The rest of the film is about Club 60 and its... ummm... inmates, as they all go about making bawdy jokes, going to extreme lengths to help each other out, checking young women out (extremely disturbing, this), making bawdy jokes, sharing each others' joys and sorrows, making bawdy jokes... and so on and so forth.
The film is by no means perfect, but it is so full of love and a deep understanding of human flaws and strengths, that you only notice the flaws when you notice Farooque Shaikh's frowning face one too many times. Through no fault of the actor's acumen, it really is rather difficult to sympathise with debilitating depression even in real life. You either live with the tedium of it, as Sarika's character does, or you try your best to bludgeon the person out of it, as did Manu Bhai and his coterie, by firmly ignoring its existence.

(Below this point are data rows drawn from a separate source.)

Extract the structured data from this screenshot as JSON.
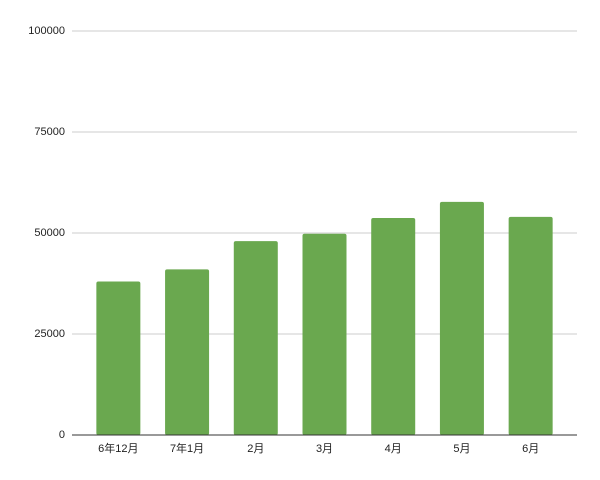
{
  "chart_data": {
    "type": "bar",
    "categories": [
      "6年12月",
      "7年1月",
      "2月",
      "3月",
      "4月",
      "5月",
      "6月"
    ],
    "values": [
      38000,
      41000,
      48000,
      49800,
      53700,
      57700,
      54000
    ],
    "color": "#6aa84f",
    "ylim": [
      0,
      100000
    ],
    "yticks": [
      0,
      25000,
      50000,
      75000,
      100000
    ],
    "grid": true
  }
}
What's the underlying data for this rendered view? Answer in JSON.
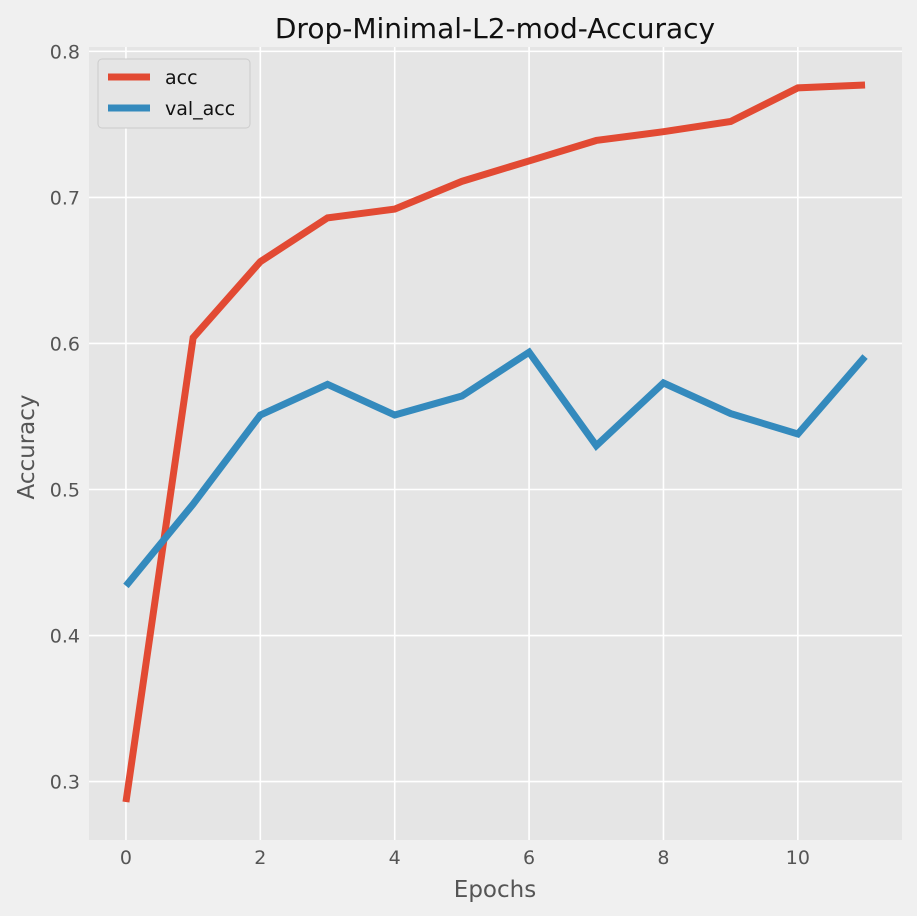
{
  "chart_data": {
    "type": "line",
    "title": "Drop-Minimal-L2-mod-Accuracy",
    "xlabel": "Epochs",
    "ylabel": "Accuracy",
    "x": [
      0,
      1,
      2,
      3,
      4,
      5,
      6,
      7,
      8,
      9,
      10,
      11
    ],
    "xlim": [
      -0.55,
      11.55
    ],
    "ylim": [
      0.26,
      0.803
    ],
    "xticks": [
      0,
      2,
      4,
      6,
      8,
      10
    ],
    "yticks": [
      0.3,
      0.4,
      0.5,
      0.6,
      0.7,
      0.8
    ],
    "xtick_labels": [
      "0",
      "2",
      "4",
      "6",
      "8",
      "10"
    ],
    "ytick_labels": [
      "0.3",
      "0.4",
      "0.5",
      "0.6",
      "0.7",
      "0.8"
    ],
    "grid": true,
    "legend_position": "upper-left",
    "series": [
      {
        "name": "acc",
        "color": "#E24A33",
        "values": [
          0.286,
          0.604,
          0.656,
          0.686,
          0.692,
          0.711,
          0.725,
          0.739,
          0.745,
          0.752,
          0.775,
          0.777
        ]
      },
      {
        "name": "val_acc",
        "color": "#348ABD",
        "values": [
          0.434,
          0.49,
          0.551,
          0.572,
          0.551,
          0.564,
          0.594,
          0.53,
          0.573,
          0.552,
          0.538,
          0.591
        ]
      }
    ]
  }
}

In the case of this film though, the fatal flaw is that we simply were not allowed into Tariq's head nearly enough for us to truly empathise. We know only how his son died, and that Tariq feels sad about it. We know nothing of his relationship with his son. We know nothing of his thoughts when Manu Bhai decides to throw a birthday party for the dead son to get Tariq out of his doldrums. The makers seem to have left all that work to Shaikh's infinitely expressive face, but which is simply not sufficient. All we see is a variation of petulance, bafflement and, rarely, anger.
Sarika is wonderful as the supportive and hopeful wife who must shove aside her own sense of loss in order to help her husband deal with his. For most of the film, she wears a carefully cultivated mask of cheerfulness, which, when it cracks, shows a veritable torrent of emotions.

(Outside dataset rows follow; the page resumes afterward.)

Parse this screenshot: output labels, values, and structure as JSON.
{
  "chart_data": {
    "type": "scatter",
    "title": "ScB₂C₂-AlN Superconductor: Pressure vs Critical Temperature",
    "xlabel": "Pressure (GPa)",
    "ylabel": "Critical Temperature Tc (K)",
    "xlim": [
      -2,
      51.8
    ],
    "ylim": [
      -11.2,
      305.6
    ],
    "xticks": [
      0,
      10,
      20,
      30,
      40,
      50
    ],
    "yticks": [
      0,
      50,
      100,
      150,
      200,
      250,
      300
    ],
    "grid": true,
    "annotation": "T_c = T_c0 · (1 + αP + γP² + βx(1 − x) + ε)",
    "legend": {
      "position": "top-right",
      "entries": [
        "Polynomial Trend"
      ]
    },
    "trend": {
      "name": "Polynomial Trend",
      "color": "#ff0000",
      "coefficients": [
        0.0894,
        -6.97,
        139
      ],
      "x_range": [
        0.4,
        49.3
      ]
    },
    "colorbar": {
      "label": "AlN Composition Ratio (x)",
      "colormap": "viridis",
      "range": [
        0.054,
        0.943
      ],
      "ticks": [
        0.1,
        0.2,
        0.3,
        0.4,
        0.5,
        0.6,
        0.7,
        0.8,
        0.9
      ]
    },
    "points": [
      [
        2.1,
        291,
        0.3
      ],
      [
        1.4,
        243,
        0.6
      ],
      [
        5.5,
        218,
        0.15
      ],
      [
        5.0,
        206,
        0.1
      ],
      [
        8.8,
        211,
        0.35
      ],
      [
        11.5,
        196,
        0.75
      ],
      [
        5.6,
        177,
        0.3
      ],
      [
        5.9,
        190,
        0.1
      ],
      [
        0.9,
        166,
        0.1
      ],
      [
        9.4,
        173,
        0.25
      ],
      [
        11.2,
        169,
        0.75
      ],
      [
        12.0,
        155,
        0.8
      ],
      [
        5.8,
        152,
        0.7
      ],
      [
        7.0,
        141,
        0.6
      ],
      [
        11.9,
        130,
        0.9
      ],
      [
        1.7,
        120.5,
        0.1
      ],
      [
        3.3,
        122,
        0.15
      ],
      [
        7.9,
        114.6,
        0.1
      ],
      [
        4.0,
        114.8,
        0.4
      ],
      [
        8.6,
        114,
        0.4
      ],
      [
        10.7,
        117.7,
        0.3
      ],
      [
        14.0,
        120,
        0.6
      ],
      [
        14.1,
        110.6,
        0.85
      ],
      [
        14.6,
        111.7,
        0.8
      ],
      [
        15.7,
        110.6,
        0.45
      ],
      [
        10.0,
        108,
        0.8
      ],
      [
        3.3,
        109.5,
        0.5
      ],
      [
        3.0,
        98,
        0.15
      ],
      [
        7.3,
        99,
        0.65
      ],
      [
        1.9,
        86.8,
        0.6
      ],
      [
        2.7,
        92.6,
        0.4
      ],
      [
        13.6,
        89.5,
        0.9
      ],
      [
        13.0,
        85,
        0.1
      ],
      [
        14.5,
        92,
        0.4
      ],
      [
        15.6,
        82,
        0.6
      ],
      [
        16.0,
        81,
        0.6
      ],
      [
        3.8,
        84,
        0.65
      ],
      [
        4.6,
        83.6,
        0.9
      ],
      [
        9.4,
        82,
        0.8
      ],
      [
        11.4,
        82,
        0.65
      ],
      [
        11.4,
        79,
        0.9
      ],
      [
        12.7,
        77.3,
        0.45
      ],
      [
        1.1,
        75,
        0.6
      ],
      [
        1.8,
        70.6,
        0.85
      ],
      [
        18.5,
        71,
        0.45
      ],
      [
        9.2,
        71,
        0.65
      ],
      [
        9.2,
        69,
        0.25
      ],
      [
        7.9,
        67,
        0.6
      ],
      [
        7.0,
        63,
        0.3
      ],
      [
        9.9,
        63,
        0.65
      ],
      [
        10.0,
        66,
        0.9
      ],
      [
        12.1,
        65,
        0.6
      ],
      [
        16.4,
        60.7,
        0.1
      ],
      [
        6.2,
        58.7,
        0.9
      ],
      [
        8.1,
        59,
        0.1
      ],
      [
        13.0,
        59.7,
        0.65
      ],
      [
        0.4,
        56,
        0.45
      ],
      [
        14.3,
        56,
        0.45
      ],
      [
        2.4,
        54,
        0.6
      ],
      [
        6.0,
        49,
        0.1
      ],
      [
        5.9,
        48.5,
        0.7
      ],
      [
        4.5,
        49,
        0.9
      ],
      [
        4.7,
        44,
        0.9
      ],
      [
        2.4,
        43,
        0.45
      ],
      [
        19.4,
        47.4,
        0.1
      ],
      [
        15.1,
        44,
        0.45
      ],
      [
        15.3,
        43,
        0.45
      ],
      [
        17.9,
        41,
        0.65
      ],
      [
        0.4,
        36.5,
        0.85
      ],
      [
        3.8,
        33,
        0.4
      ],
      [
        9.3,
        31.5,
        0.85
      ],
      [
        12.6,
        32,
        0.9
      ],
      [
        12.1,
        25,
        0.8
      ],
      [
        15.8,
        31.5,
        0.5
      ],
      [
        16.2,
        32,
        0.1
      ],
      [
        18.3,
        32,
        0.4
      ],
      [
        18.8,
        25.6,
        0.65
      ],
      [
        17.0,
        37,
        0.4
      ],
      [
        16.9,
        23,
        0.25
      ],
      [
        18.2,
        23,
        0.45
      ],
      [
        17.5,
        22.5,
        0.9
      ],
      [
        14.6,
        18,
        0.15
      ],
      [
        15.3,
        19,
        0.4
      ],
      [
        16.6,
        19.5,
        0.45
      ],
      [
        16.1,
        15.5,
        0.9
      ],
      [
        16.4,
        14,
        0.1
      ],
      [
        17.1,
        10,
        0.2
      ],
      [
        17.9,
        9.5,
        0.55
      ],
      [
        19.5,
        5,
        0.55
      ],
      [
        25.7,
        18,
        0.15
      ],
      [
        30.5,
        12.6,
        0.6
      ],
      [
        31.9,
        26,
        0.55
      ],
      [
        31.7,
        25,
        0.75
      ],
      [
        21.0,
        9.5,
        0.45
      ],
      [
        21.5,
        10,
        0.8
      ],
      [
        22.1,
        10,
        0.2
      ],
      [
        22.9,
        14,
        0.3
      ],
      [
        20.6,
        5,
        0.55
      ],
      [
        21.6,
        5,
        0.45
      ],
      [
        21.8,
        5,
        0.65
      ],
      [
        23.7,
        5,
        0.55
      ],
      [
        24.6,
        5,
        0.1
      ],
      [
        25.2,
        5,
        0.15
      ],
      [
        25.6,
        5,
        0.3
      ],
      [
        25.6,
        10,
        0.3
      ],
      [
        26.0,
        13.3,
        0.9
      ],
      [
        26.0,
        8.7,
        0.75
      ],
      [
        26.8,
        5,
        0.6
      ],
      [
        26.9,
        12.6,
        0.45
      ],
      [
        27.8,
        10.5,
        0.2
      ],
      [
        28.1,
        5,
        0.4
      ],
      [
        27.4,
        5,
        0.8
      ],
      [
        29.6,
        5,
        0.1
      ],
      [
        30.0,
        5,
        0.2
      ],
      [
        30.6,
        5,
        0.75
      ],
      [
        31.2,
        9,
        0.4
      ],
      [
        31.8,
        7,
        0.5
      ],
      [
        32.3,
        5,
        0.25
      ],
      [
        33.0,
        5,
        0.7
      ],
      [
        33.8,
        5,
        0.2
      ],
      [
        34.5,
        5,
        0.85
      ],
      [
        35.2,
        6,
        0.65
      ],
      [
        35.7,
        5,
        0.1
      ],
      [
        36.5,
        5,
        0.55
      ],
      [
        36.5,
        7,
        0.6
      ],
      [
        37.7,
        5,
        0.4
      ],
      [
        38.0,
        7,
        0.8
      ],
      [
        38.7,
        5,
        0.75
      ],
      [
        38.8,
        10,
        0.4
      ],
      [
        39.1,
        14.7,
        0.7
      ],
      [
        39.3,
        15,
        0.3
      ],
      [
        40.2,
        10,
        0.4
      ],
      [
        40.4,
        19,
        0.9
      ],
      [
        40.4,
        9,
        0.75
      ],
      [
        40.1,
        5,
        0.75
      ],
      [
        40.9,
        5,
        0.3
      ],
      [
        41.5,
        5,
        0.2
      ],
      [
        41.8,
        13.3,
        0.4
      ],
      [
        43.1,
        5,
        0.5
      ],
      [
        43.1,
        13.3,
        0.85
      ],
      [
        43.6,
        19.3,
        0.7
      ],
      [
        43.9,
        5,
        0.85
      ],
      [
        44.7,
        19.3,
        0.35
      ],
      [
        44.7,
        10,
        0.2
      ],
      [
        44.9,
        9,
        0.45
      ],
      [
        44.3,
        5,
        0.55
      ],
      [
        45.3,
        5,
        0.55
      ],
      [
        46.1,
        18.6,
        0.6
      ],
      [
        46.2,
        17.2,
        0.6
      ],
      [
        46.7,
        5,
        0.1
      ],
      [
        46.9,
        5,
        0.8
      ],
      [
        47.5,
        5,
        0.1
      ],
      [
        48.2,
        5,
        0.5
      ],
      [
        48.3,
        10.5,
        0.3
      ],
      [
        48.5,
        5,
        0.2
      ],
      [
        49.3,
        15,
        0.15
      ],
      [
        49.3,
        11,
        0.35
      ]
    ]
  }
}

Satish Shah, Tinu Anand, Sharat Saxena, and Vineet Kumar play characters that form the rest of Manu Bhai's gay-ng (say it out loud. not a comment on sexual orientation), each of whom has his own cross to bear, and each of which crosses is borne gracefully and with charm.
The only character that truly jars is Raghubir Yadav's Manu Bhai. Yes, we get it, he's the man, and just because you're aging doesn't mean you're dead and all that. None of these arguments reconcile you to watching a lecherous old man hitting on women young enough to be his daughters. I mean, we'd lock up a 23-year-old for hitting on someone who's 17. Why should this be seen as an affirmation of life?
The music is rather mediocre, and often off kilter. The camera work is as it should be.
The fact is, the credit goes mostly to the amazing actors that are part of this film, and to the director's sensitivity and apparent acumen considering the demographic he's dealing with. Your parents are still bound to enjoy the film more than you will, though, so do take them along.